プロローグ
僕たちの町にはある都市伝説が流れている。
曰く、黒い化け物が現れ人を殺す。
勿論ただの都市伝説だ。そんな話があるにも関わらず子供たちは遅くまで塾に通い、大人たちは残業して、店は遅くまで開いている。当たり前のことだけど。
ただ、この町は少し過剰なまでに夜は賑わっている。まるで都市伝説を否定するかのように。
そう思うのはたぶん僕が世界を穿った見方で見ているからなんだろうけど。
別に深い事情が有るという訳では無く、退屈なこの世界から抜け出すことを夢見ているだけのこと。
・・・・・・なんかすごい痛々しさを感じる。
僕ー杵島 裕也はとりたて説明することの無い高校生だ。よく小説とかで勉強もスポーツも出来て「この世界は退屈なんだ」とか言うキャラがいるけどそういう訳でも無い。
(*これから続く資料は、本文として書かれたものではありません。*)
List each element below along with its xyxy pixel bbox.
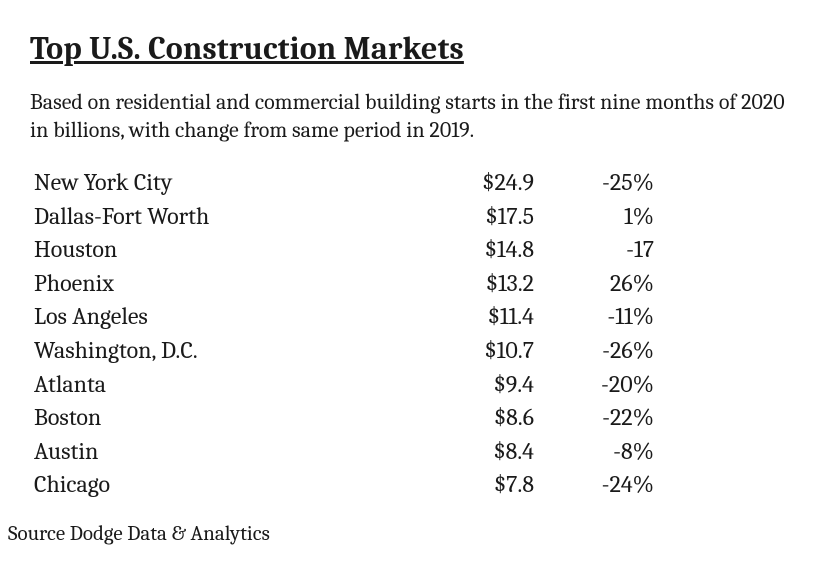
city-cell: Washington, D.C. <box>34 334 434 368</box>
table-row: Houston $14.8 -17 <box>34 233 654 267</box>
change-cell: -8% <box>544 435 654 469</box>
table-row: Chicago $7.8 -24% <box>34 468 654 502</box>
source-attribution: Source Dodge Data & Analytics <box>8 522 800 546</box>
table-row: Phoenix $13.2 26% <box>34 267 654 301</box>
change-cell: -22% <box>544 401 654 435</box>
city-cell: Atlanta <box>34 368 434 402</box>
document-page: Top U.S. Construction Markets Based on r… <box>0 0 830 566</box>
table-row: Atlanta $9.4 -20% <box>34 368 654 402</box>
amount-cell: $17.5 <box>434 200 544 234</box>
city-cell: Phoenix <box>34 267 434 301</box>
amount-cell: $10.7 <box>434 334 544 368</box>
markets-table: New York City $24.9 -25% Dallas-Fort Wor… <box>34 166 654 502</box>
city-cell: Boston <box>34 401 434 435</box>
change-cell: -11% <box>544 300 654 334</box>
change-cell: 1% <box>544 200 654 234</box>
amount-cell: $13.2 <box>434 267 544 301</box>
city-cell: New York City <box>34 166 434 200</box>
page-title: Top U.S. Construction Markets <box>30 30 800 67</box>
city-cell: Chicago <box>34 468 434 502</box>
table-row: Dallas-Fort Worth $17.5 1% <box>34 200 654 234</box>
amount-cell: $11.4 <box>434 300 544 334</box>
city-cell: Dallas-Fort Worth <box>34 200 434 234</box>
change-cell: -17 <box>544 233 654 267</box>
table-row: Los Angeles $11.4 -11% <box>34 300 654 334</box>
amount-cell: $8.6 <box>434 401 544 435</box>
table-row: Washington, D.C. $10.7 -26% <box>34 334 654 368</box>
amount-cell: $8.4 <box>434 435 544 469</box>
table-row: Austin $8.4 -8% <box>34 435 654 469</box>
change-cell: -26% <box>544 334 654 368</box>
city-cell: Austin <box>34 435 434 469</box>
amount-cell: $7.8 <box>434 468 544 502</box>
city-cell: Los Angeles <box>34 300 434 334</box>
page-subtitle: Based on residential and commercial buil… <box>30 89 800 144</box>
table-row: Boston $8.6 -22% <box>34 401 654 435</box>
change-cell: -24% <box>544 468 654 502</box>
amount-cell: $9.4 <box>434 368 544 402</box>
change-cell: -20% <box>544 368 654 402</box>
change-cell: -25% <box>544 166 654 200</box>
amount-cell: $24.9 <box>434 166 544 200</box>
table-row: New York City $24.9 -25% <box>34 166 654 200</box>
amount-cell: $14.8 <box>434 233 544 267</box>
change-cell: 26% <box>544 267 654 301</box>
city-cell: Houston <box>34 233 434 267</box>
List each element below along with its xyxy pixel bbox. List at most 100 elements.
ってかそんなイージーモードな人生は羨ましい。変われるものなら変わりたい。
「おーい。授業終わったぞ祐也」
そんなことを考えていたら学級委員長で幼馴染みの黒埼 雅人が声をかけてきた。有り体に言えばこいつがそうなんだけど。
黒埼 雅人―定期テストで学年一位を常に誇り全国常連である我が校のバスケ部の主将である男。まさに人生イージーモード。いや、こいつみたいになるくらいなら今のままで良いか。
「お、サンキュー雅人」
それでもお礼は忘れない。
「サンキューって……」
雅人は絶句してた。いい加減慣れろ。
「昔のお前は授業を聞き流すなんて信じられません!みたいな奴だったのにな。お兄ちゃんは悲しいよ」
「昔のことだろ」
間髪入れずに返す。我ながら冷たい声で、自分でも少し驚いた。
「そう、か。そうだな」
雅人は少し悲しそうな顔をする。気まずい沈黙が訪れる。
「黒埼君。ちょっとお願いが有るんだけど」
クラスの女子が話しかけてきた。雅人は一瞬こちらを見る。
軽く僕が頷くと雅人はその女子生徒に付いていった。それを見届けて帰宅の準備を始めた。
うん、いつもの日常だ。
で、どうしてこうなった?
目の前に居る真っ黒で輪郭が歪んでいる犬にしか見えない犬以外の「何か」を見ながら呟いた。
単純にあの後、家に帰ってゴロゴロしてた。そして夕飯の材料を買うのを忘れてたから慌てて買いに行きその帰り道だ。不気味で見てるだけで鳥肌が立つ「何か」を見たのは。
無視して道を変えて帰ろう。そう思って体を翻した瞬間、その「何か」は飛びかかってきた。それはもう、反射とか言うレベルだろう。思わず体を逸らしギリギリでかわした。
だけど完璧には避けきれず「何か」と買い物袋が重なった。その瞬間体が軽くなった。そして消えた買い物袋が目に入った。
そしてそれはもう一度突っ込んできた。今度は体勢が崩れてて体が動かない。
あ、死んだ。漠然とそう思った。
「雷矢」
そんな声と共に雷の矢が僕の後ろから丁度僕を避けるように曲がり飛んできた。その矢は「何か」に刺さると「何か」はその動きを止め、砕け散った。
訳も分からず呆然としていると、それまで何もなかったところに一人の青年と一人の少女が現れた。青年は大学生くらいに見える。茶髪で背も高くthe大学生って感じだ。少女は僕らと同じくらいの年齢に見える。と言うより僕らの高校の制服を着ている。
「ねえ、君。急で悪いのだけど少し付き合ってもらって良いかな?」
少女ー桜音 夢花が僕に言った。
「別に大丈夫だよ。桜音さん」
「そう。なら良かった」
そう言って桜音さんは微笑んだ。
その笑顔はとても綺麗で闇に魅いられた気持ちになった。